DESCRIPTION (provided by applicant): Colorectal cancer (CRC) remains the second leading cause of cancer of deaths underscoring the need for more effective preventive strategies. Indeed, while colonoscopy is effective in reducing CRC, it suffers from up to 30% polyp miss rate even among expert endoscopists and marginal ability to determine frequency of colonoscopy. Thus, technological advances are necessary to allow more effective implementation of colonoscopy into primary population screening. Our multidisciplinary CRC prevention group has been interested in bridging biomedical optics to clinical medicine. With the aid of an R21 grant from the NCI, we have recently developed polarization-gated visible light spectroscopy for accurate quantitation of microvascular blood content. Using this approach we have recently published our novel observation that early increase in blood supply (EIBS) in the colonic microcirculation occurs early during neoplastic transformation and precedes formation of adenomas, aberrant crypt foci and other currently known markers of CRC. We envision that, in the long-term, concomitantly measuring EIBS could guide colonoscopy by allowing a colonoscopist to identify colonic segments that require more intensive scrutiny and, since in humans EIBS is expected to precede tumorigenesis by at least a decade, also enable accurate determination of optimal colonoscopic frequency. In order for EIBS assessment to achieve clinical fruition it is critical to demonstrate the ability of this approach to predict concurrent and future neoplastic lesions. We plan to assess this using serial measurement of EIBS in the azoxymethane-treated rat model. We will use the carcinogen treatment regimen that repeatedly induces adenomas or carcinomas in ~50% of animals. To enable EIBS measurements in vivo, we will develop a rat colonoscope-compatible fiber-optic polarization- gated spectroscopy probe. We will perform rat colonoscopies and measure EIBS at various premalignant and malignant time-points in order to formulate and then prospectively validate prediction rules for future adenomas based on microvascular blood content. Thus, this project will allow development of a technique that will validate EIBS for CRC detection/screening paving the way for future clinical trials.

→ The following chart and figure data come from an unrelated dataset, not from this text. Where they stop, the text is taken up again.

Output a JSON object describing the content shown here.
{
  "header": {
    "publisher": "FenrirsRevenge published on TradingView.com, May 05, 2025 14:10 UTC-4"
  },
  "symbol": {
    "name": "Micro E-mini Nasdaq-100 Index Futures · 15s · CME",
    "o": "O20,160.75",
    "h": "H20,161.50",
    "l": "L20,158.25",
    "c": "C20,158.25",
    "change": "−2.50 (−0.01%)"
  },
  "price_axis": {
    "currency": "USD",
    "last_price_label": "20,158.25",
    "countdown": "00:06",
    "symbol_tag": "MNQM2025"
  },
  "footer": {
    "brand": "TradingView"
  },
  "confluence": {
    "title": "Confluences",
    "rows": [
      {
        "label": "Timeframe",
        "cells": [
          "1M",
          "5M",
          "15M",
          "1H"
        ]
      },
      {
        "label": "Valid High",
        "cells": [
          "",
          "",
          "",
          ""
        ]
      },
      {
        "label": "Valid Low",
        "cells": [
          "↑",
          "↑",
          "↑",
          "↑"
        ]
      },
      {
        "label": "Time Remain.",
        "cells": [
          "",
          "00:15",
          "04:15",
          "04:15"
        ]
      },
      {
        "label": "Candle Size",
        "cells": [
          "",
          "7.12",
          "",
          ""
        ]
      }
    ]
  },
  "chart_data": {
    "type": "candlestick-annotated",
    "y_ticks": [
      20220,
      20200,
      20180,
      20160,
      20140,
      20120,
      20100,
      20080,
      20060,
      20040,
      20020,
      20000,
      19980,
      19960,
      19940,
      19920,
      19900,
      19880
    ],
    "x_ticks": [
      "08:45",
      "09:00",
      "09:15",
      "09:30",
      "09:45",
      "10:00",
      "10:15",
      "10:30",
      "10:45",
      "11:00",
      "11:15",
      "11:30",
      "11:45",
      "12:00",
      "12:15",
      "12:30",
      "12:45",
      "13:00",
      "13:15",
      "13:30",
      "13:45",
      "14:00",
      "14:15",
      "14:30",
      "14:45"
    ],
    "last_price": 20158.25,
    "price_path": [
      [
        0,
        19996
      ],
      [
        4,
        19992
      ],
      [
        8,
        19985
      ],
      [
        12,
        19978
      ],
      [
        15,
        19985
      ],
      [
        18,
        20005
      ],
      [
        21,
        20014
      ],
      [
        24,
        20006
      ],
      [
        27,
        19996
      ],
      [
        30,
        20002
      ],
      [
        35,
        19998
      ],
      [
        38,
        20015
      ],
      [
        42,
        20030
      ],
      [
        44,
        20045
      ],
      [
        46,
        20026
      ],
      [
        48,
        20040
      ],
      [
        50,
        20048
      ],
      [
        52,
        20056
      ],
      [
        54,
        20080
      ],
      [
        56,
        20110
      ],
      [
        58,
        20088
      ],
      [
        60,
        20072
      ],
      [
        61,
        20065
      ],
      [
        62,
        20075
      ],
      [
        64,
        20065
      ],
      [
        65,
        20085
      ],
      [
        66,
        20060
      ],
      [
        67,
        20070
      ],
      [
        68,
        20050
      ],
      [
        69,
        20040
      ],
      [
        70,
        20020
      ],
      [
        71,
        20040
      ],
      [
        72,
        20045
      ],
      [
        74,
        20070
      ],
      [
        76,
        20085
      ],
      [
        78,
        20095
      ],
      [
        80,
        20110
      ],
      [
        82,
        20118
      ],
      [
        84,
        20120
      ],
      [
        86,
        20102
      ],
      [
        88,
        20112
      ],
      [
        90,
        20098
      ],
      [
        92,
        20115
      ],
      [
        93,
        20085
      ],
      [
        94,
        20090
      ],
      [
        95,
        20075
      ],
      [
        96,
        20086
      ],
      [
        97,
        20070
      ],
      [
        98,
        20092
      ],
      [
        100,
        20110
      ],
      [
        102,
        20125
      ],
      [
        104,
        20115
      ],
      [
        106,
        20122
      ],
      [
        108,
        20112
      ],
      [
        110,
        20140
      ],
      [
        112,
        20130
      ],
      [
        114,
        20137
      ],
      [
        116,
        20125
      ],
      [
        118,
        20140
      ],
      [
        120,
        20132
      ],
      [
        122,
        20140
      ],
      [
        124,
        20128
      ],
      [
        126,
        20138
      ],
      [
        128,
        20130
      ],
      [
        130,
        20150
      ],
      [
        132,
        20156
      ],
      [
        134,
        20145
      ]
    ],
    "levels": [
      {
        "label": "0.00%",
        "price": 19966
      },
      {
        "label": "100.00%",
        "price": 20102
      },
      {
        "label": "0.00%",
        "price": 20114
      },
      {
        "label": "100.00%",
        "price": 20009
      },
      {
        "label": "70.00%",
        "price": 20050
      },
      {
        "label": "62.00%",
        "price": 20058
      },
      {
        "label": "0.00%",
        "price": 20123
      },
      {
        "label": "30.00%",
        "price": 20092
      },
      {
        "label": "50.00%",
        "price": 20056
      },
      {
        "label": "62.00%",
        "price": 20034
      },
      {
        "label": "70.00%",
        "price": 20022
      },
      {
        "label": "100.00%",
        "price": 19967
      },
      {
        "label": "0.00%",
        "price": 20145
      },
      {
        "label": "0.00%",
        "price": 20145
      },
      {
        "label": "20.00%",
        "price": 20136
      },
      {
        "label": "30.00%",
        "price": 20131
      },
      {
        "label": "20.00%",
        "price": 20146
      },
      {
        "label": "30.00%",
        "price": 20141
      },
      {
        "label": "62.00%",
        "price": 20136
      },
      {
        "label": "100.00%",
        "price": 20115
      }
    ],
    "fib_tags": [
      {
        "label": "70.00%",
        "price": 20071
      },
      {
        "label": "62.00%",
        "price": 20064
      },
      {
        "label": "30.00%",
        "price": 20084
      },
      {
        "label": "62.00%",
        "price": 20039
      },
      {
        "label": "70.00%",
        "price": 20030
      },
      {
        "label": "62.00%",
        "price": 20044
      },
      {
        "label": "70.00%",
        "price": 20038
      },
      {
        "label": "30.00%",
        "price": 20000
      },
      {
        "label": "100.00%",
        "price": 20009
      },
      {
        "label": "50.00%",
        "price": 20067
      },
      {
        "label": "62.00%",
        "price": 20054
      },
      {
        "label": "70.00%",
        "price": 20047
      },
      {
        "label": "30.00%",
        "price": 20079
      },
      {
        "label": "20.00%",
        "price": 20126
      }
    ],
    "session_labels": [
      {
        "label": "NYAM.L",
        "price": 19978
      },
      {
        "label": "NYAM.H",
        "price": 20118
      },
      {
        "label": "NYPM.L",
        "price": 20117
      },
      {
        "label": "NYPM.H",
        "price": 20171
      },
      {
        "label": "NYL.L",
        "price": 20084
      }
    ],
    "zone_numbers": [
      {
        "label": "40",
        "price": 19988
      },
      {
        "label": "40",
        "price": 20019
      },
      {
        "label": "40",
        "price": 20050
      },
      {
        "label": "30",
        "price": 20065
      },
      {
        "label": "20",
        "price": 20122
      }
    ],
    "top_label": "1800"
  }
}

描述（由申请人提供）：结直肠癌（CRC）仍然是癌症死亡的第二大原因，这凸显了对更有效的预防策略的需要。事实上，虽然结肠镜检查可有效减少结直肠癌，但即使是专家内窥镜医师，其息肉漏诊率也高达 30%，且确定结肠镜检查频率的能力有限。因此，技术进步对于更有效地将结肠镜检查应用于初级人群筛查是必要的。我们的多学科结直肠癌预防小组一直对将生物医学光学与临床医学联系起来很感兴趣。在 NCI 的 R21 资助的帮助下，我们最近开发了偏振门控可见光谱，用于精确定量微血管血液含量。利用这种方法，我们最近发表了我们的新观察结果，即结肠微循环中的早期血液供应 (EIBS) 增加发生在肿瘤转化的早期，并且先于腺瘤、异常隐窝病灶和其他目前已知的 CRC 标志物的形成。我们设想，从长远来看，同时测量 EIBS 可以指导结肠镜检查，让结肠镜检查医师识别需要更深入检查的结肠段，并且由于在人类中 EIBS 预计会比肿瘤发生至少提前十年，因此也能够准确确定最佳结肠镜检查频率。为了使 EIBS 评估取得临床成果，证明这种方法预测并发和未来肿瘤病变的能力至关重要。我们计划使用氧化偶氮甲烷处理的大鼠模型中的 EIBS 连续测量来评估这一点。我们将使用致癌物治疗方案，在约 50% 的动物中反复诱发腺瘤或癌。为了实现体内 EIBS 测量，我们将开发一种与大鼠结肠镜兼容的光纤偏振门控光谱探头。我们将在不同的癌前和恶性时间点进行大鼠结肠镜检查并测量 EIBS，以便根据微血管血液含量制定并前瞻性验证未来腺瘤的预测规则。因此，该项目将允许开发一种技术，验证 EIBS 用于 CRC 检测/筛查的能力，为未来的临床试验铺平道路。